What is the procedure of a civil case?
By Swatee Shukla
Difference between civil and criminal procedure- Civil procedure captures the body of law that sets out the rules and standards that courts must follow when adjudicating civil lawsuits. These rules govern a vast array of procedures like how a civil lawsuit may be commenced, the types of pleadings, applications, and orders allowed in civil cases, the timing and manner of depositions and discovery of disclosure, the conduct of trials, the process of judgment, etc. a civil lawsuit pertains to private rights and as a contrast to the criminal lawsuit is always initiated by private individuals for their benefit, rather than to punish the individual. A criminal lawsuit on other hand is mostly initiated by the state against an individual in order to punish him. The institution of a civil suit starts with the filing of the plaint. Plaint is a statement of claim, a document, or a memorial that is pleading of the plaintiff.
The civil procedure in India is governed by the civil procedure code of 1908 (CPC or code). The code may be broadly divided into two parts, the first containing 158 sections called the body of the code and the second, containing 51 orders in schedule I, called the rules. The first part lays down the general principles and creates jurisdiction, while the second contains provisions that relate to procedure and indicate the mode in which jurisdiction created by the body of the code has to be exercised.
Various stages- the first stage of a civil case starts from the filing of a suit, presentation of the plaint in the court is the first step or starting point of all the pleadings in a case in India. one party files a suit in civil court then consideration of plaint by the case takes place, and if the court finds it reasonable, the second stage takes place i.e. issuance of summons. Every suit is instituted after the presentation of the plaint in a prescribed manner.

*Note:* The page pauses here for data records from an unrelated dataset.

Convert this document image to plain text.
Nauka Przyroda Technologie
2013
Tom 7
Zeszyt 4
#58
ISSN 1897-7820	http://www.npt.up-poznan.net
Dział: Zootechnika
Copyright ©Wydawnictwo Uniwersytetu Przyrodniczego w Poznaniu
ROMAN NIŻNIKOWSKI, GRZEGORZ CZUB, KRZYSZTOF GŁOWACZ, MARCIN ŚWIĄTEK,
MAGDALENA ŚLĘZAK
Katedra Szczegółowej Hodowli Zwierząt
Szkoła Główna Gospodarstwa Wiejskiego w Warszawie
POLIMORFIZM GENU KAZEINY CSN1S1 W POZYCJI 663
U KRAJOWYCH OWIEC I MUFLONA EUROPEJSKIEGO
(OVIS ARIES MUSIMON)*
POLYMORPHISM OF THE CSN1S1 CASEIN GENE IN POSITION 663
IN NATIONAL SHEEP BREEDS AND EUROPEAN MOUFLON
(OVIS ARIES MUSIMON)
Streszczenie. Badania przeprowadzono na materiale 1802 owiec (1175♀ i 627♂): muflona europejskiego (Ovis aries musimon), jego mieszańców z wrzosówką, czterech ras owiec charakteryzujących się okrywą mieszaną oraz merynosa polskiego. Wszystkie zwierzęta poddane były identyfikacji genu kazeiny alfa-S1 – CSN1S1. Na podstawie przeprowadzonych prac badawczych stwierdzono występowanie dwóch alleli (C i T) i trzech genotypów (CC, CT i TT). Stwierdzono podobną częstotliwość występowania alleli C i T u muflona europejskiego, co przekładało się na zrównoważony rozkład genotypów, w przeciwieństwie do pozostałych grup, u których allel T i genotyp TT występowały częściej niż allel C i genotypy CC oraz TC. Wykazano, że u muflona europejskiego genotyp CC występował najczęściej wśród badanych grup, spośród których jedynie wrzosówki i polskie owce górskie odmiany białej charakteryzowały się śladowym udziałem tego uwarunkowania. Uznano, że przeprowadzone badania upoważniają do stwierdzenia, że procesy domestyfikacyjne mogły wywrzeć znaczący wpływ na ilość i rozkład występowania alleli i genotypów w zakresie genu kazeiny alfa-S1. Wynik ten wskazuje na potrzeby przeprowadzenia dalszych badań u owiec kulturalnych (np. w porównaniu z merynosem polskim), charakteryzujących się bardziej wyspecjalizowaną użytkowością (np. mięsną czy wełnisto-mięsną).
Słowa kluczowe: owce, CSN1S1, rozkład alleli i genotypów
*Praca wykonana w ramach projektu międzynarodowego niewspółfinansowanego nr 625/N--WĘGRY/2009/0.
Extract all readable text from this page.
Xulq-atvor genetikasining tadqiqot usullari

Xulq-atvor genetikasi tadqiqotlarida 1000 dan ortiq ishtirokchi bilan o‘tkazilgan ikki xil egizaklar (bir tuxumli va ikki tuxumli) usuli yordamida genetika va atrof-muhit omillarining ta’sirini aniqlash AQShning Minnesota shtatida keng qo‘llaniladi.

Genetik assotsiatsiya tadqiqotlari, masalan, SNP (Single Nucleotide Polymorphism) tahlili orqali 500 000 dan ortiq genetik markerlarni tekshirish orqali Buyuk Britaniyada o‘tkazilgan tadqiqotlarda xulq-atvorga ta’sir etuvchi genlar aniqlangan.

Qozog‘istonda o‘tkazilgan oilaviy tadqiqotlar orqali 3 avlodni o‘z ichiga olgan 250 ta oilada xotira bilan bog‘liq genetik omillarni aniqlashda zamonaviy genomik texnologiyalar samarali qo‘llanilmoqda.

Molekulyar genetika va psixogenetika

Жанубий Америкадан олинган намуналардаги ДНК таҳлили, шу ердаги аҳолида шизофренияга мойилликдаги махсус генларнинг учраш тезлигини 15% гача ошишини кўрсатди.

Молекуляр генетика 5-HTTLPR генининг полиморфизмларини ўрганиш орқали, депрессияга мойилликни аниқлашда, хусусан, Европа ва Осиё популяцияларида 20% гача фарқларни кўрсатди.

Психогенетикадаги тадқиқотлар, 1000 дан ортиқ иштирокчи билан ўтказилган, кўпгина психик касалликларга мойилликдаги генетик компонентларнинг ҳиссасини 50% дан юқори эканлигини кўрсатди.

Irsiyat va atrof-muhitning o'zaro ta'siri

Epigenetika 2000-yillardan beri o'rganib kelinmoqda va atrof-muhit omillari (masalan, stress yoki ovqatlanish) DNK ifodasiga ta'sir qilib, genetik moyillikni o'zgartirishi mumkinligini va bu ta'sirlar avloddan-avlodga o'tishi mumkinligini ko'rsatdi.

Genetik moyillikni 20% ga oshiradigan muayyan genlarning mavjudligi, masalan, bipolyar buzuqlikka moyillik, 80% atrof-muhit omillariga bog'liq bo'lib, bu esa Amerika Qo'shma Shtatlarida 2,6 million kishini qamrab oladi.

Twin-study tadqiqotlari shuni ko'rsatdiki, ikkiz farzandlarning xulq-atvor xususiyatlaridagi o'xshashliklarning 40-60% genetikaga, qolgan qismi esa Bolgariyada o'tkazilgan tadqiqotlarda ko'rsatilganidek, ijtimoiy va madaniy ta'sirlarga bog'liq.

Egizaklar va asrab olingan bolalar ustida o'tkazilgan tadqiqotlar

After summons are issued to the defended there are two possibilities, either defended appears or the defendant does not appear. If the defendant does not appear, the plaintiff requests an ex-parte decree. (Ex- parte is used to refer to motions for orders that can be granted without waiting for a response from the other side). Further, after recording evidence on the plaintiff and arguments of the plaintiff judgment are passed. Now let’s see what happens when the defendant appears. Defendant has to file a written statement (reply in defense within 30 to 90 days, along with supporting documents evidence. The next stage is the filing of a reply to the written statement of the defendant by the plaintiff, this is called replication by the plaintiff. Then the examination of parties by the court takes place to ascertain from each party or his pleader whether he admits or denies such allegations of facts as made in the plaint and written statement. Then the stages of admission of documents filed by both the parties, production of documents, and framing of issues by court take place. And these issues are the backbone of the suit. After the framing of issues parties shall present in the court a list of witnesses whom they propose to call. And then after the examination of witnesses and recording of witnesses and arguments by both parties, the judgment and decree by the court are passed. Now, the other party against whom the judgment is passed can appeal to a higher court within a specified time, if he does not file an appeal then the final stage takes place i.e. execution of the decree for enforcement of the decree/judgment of the court.